I agree with most of what you said except #5. How does a horizontal shaft motor do better on slopes and last longer than a vertical shaft motor? A liquid cooled vertical shaft motor with full pressure lubrication will last just as long as a horizontal shaft motor. Vertical shaft motors might have a bad rep since the low end lawn tractors all have vertical shaft engines and many are built really cheap and some don't even have oil filters.
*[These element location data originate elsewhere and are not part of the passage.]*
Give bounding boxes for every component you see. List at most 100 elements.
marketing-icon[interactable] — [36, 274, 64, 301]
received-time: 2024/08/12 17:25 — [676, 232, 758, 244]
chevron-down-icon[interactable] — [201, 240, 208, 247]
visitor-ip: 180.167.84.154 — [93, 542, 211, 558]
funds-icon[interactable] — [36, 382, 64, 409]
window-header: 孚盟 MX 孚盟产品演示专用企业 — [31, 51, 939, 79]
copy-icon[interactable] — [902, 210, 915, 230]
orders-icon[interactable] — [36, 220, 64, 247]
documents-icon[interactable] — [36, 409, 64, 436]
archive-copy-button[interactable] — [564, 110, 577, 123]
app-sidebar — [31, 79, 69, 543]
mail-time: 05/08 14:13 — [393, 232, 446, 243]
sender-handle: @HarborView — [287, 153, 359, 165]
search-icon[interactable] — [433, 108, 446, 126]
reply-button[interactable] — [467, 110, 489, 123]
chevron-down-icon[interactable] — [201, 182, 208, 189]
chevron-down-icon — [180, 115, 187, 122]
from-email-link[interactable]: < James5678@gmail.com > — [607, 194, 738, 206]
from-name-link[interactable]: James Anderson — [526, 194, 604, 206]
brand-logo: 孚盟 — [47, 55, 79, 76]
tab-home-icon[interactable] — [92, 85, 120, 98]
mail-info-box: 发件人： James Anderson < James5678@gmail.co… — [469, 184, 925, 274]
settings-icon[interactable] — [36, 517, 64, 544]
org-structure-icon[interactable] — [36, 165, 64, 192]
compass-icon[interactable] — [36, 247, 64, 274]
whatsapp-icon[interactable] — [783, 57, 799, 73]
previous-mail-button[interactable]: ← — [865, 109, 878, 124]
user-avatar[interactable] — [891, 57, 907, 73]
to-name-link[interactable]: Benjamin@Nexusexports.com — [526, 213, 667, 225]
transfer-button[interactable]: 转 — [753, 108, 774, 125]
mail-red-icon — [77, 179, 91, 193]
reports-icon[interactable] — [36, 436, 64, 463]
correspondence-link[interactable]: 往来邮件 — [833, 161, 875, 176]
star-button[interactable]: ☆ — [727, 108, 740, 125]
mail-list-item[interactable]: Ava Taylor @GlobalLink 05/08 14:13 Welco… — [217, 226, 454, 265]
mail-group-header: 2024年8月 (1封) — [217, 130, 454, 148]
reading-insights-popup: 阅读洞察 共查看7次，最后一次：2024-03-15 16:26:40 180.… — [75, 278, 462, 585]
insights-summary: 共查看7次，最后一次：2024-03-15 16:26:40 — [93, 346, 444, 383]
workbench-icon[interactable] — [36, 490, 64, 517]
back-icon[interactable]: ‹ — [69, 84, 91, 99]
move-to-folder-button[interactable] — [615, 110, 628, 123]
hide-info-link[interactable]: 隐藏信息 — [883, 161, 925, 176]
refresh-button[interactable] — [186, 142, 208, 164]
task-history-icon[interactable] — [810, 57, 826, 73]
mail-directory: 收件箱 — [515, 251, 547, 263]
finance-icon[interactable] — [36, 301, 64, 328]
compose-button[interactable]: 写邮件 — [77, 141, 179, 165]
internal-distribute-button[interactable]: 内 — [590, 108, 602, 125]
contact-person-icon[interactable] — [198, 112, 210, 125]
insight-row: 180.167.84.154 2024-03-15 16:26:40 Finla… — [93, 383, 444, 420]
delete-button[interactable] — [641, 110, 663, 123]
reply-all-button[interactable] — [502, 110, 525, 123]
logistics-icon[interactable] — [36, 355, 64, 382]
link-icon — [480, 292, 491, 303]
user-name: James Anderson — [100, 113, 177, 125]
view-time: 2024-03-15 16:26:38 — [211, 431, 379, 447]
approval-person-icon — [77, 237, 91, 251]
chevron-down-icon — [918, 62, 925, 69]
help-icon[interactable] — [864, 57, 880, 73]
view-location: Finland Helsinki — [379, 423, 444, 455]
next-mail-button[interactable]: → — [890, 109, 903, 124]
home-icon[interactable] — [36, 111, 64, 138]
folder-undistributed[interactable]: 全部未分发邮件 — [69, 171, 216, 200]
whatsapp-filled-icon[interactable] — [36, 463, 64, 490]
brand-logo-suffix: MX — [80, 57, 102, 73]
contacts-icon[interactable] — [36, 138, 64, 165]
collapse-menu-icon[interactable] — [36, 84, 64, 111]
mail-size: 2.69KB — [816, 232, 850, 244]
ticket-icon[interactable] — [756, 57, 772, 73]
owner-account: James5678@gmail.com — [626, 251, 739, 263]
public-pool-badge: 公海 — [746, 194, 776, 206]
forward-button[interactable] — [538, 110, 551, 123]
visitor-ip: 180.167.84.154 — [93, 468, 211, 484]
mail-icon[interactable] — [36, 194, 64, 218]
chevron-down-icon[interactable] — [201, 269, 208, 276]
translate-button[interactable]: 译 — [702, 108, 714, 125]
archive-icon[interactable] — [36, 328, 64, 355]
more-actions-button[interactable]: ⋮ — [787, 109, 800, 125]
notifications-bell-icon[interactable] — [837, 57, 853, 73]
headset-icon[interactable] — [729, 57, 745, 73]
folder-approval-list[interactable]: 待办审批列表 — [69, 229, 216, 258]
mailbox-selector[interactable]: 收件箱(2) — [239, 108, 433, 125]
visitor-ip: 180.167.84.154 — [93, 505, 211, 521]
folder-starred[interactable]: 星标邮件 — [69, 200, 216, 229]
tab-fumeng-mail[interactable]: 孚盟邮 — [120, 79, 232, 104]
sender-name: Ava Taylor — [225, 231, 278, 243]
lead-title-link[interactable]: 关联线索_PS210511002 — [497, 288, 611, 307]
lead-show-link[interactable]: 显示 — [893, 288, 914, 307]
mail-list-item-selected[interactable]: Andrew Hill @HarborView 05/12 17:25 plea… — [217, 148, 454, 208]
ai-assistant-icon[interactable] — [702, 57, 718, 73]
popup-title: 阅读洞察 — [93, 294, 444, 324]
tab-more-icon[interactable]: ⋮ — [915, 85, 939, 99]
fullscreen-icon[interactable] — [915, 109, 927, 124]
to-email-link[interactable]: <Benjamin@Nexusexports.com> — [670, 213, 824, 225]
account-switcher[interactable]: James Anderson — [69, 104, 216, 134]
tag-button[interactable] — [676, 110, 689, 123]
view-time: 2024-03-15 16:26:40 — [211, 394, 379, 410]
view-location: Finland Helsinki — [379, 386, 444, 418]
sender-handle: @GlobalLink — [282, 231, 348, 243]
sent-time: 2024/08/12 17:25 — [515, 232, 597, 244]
The high end lawn tractors and medium duty garden tractors (X300 and X500 series John Deere's) with vertical shaft engines are not cheaped out and built with the same quality as the horizontal shaft motors.
Horizontal shaft engines have different shape sump.
It is deeper and thus the engine can be tipped to a much greater angle before the oil pump is out of the oil supply.
Vertical shaft motors have a large shallow sump so quite small angles will have the pump pumping frotthy air not oil.
I keep an old sump which I fill with water then tilt to explain this to customers who come in with an oil starvation seizure.
My service footprint is very hilly and I get at least 3 seized engines every season.
This is the prime reason why the instruction book warns against mowing along a slope.
While a steepish slope can topple the mower a quite shallow slope can starve the engine of oil.
Second consideration is service life.
Both types have a design life of around 10 years.
However vertical shafts are only used on mowers and DOMESTIC mowers get used 1 day a week 20 to 30 weeks a year around 50 hours a year so have a 500 hour service life
Horizontal shaft engines go on pumps, compressors, skid steers, tow motors, trenchers, rotary hoes and the like which are designed to be used every day and their 10 year life goes 5000 hours.
Thus the horizontal motor is built to a much higher standard than a vertical engine, better quality materials and better made which is reflected in the price.
Two otherwise identical looking engines, the vertical shaft will be nearly 1/2 the price of the horizontal engine because it is made cheaper to be used almost excluseivly in the very price sensitive lawn mower market.
Honda was the big exception, their engines were almost the same which made them too expensive for use in lawnmowers because not even commercial users were willing to pay the extra for a superior engine that would pay for the excess price tag within the first 12 months. Honda refused to downgrade their engines so they exited the vertical engine market.
Not too long ago. all the top end commercial mowers used horizontal shaft engines and lot of the better ones still do because the engines are better.
There is a world of difference between a forged steel crankshaft and a cast malleable iron crankshaft.
The former is found in nearly all horizontal engines and the latter is found in most vertical shaft engines and all domestic vertical engines.